夏の熱に浮かされた/桜庭薫
「あっつ……」
外気温は摂氏38度。殺人的な太陽の光が身も心も焦がす時期。先ほどまで外で営業をしていた名前にとってはもうこの気温は死活問題だ。世の中クールビズが推奨されていると言っても、長袖のワイシャツのスーツは堪えるものがある。しかも長袖を着ていてもなお、じりじりと肌を焦がす光だ。何もしなくても汗が噴き出るので、朝から何重にも塗りたくった日焼け止めはすぐ落ちてしまう。
事務所の扉を開けてもむわりと淀んだように思える空気。設定気温は30度と環境に優しい仕様になっているのでクーラーの冷気を浴びている感覚はまったくない。
「ただいま戻りましたあ」
「あ、早かったですね、名字さん」
「この部屋暑くないですか?」
「え、そうですか?」
「暑いです山村さん」
リモコン、と名前が手を伸ばすと、山村はさっと手元にあったリモコンを抱き寄せた。断固として名前にリモコンを渡したくないようだ。
「あっついんですけど」
「だめです、節電するって言ってたでしょう社長が」
「今ここに居ないから良いじゃ無いですか」
「いつもに増して規範意識が雑ですね!」
「あー、もうだめです! 暑すぎ。見てくださいよ! この何もしなくても流れる汗!」
とにかくだめです、と山村が席を立つ。手には書類を持っていることから、報告書の提出に行くのだろう。机に置いたリモコンを見て、名前を一瞥してから、絶対にいじらないように、と釘を刺した。それに名前は気のはいっていない返事をした。
「あっつ……」
ワイシャツのボタンをぷちぷちと外す。流石にスラックスは脱げないな、と思いながら、汗ふきシートで全身を拭っていると思わぬ来訪者が現れた。外気の暑さにほんのりと顔が赤くなっている桜庭だ。彼が挨拶をしたのに名前もおはようございますと返そうとすると、桜庭の顔がぎょっとしたものに変わる。
「……いったい君は何をしているんだ?」
「汗ふきシートで拭いて、制汗剤塗りたくってます」
ワイシャツのボタンは下着が見えない範囲のギリギリまで外しているし、腕まくりもしている。それにパンプスは脱ぎ捨てているし、はたはたとシャツの中の熱気を逃がすように扇いでいるという少々はしたない格好をしているので、桜庭が眉根を顰めたのも無理は無い。

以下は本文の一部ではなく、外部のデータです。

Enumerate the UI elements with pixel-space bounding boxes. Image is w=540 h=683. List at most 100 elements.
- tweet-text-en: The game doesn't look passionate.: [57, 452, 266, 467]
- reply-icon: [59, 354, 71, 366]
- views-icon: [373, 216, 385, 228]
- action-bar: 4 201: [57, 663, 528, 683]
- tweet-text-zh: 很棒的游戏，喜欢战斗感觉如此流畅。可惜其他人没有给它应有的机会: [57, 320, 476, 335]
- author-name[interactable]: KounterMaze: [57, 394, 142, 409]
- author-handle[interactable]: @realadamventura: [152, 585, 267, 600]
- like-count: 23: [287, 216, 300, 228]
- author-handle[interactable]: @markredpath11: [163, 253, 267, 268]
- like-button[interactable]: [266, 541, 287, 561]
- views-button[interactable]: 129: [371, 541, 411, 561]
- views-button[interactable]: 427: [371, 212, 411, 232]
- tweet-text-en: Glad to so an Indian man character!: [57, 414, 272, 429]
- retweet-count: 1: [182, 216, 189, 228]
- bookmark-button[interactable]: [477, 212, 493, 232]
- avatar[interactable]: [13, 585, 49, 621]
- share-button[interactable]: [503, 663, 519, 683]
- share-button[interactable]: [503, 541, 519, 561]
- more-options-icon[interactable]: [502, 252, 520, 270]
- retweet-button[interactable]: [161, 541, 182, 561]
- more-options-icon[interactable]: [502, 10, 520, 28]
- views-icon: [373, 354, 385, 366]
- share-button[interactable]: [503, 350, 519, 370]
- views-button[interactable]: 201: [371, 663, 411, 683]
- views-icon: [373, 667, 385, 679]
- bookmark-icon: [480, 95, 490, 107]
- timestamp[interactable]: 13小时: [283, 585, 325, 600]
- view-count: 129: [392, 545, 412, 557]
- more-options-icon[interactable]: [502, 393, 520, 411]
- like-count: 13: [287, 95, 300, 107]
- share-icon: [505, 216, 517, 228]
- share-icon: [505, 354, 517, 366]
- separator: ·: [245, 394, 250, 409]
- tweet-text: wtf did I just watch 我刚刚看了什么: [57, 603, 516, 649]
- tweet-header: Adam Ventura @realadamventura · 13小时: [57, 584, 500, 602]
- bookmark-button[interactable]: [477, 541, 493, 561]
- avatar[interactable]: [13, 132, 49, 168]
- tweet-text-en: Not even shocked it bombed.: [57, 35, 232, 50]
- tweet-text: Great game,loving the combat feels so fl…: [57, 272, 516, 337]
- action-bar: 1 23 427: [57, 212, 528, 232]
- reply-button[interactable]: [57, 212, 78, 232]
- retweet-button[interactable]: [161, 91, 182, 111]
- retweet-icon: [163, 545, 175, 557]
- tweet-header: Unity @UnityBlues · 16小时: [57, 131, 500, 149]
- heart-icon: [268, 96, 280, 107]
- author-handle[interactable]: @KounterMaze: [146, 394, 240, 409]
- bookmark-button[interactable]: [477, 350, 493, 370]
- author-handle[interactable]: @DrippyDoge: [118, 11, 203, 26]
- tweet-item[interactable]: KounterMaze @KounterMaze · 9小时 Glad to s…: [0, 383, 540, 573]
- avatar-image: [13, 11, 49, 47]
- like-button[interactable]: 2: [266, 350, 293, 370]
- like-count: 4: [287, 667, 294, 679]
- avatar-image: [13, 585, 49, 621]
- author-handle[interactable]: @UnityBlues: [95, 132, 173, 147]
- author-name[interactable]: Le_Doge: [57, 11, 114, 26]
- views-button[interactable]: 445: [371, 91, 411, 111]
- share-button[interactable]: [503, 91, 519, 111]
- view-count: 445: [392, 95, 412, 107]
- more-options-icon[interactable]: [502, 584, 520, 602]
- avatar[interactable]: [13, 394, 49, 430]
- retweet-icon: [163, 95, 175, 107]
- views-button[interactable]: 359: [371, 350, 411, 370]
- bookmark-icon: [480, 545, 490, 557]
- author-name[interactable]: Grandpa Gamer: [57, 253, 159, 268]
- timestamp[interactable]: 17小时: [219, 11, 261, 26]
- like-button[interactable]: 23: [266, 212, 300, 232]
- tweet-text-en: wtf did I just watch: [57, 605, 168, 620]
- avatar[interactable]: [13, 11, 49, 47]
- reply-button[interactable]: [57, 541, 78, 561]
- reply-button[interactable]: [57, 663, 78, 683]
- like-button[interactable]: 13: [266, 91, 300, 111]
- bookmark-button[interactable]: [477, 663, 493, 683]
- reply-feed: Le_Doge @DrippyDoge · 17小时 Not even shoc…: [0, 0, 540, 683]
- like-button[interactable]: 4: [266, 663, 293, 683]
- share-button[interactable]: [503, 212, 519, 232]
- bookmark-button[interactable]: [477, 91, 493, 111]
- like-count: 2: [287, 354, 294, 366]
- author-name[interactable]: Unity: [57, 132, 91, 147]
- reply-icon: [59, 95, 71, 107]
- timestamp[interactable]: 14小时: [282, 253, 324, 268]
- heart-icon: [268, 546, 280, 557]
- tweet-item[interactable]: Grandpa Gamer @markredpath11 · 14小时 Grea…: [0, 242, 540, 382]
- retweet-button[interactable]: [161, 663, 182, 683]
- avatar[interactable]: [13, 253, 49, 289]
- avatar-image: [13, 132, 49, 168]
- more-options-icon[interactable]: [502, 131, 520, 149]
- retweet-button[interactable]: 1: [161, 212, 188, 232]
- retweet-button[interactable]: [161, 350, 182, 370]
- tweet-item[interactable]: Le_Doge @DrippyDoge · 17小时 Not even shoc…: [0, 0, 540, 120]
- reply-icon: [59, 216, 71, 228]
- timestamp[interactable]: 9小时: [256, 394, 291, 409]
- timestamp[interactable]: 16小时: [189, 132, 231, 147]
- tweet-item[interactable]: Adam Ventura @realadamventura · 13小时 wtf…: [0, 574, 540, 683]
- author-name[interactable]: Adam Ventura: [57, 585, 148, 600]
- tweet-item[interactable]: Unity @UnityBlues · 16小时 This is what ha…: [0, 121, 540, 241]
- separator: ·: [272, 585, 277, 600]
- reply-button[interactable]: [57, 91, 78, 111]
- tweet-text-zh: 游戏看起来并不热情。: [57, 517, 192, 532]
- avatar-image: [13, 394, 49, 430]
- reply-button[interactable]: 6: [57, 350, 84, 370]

「君は女性でここは男所帯なのだから配慮はしてくれ。目のやり場に困る」
「あーすみません。さっきまで一人だったのでつい」
彼が暑い、と独り言つ。そして目敏く山村の机に置かれたリモコンを見つけると、名前が何かを言う前にぴこぴこと設定温度を下げた。
「薫さん怒られますよ。設定温度勝手に下げたって」
「暑い」
耳が赤くなった彼に、そんなに暑がりだったかと首を傾げる。ライブでもここまで赤くならないのに。
それを珍しいなあ、と眺めていると、早くその格好をどうにかしろ、と彼が来ていたジャケットをばさりと放り投げられる。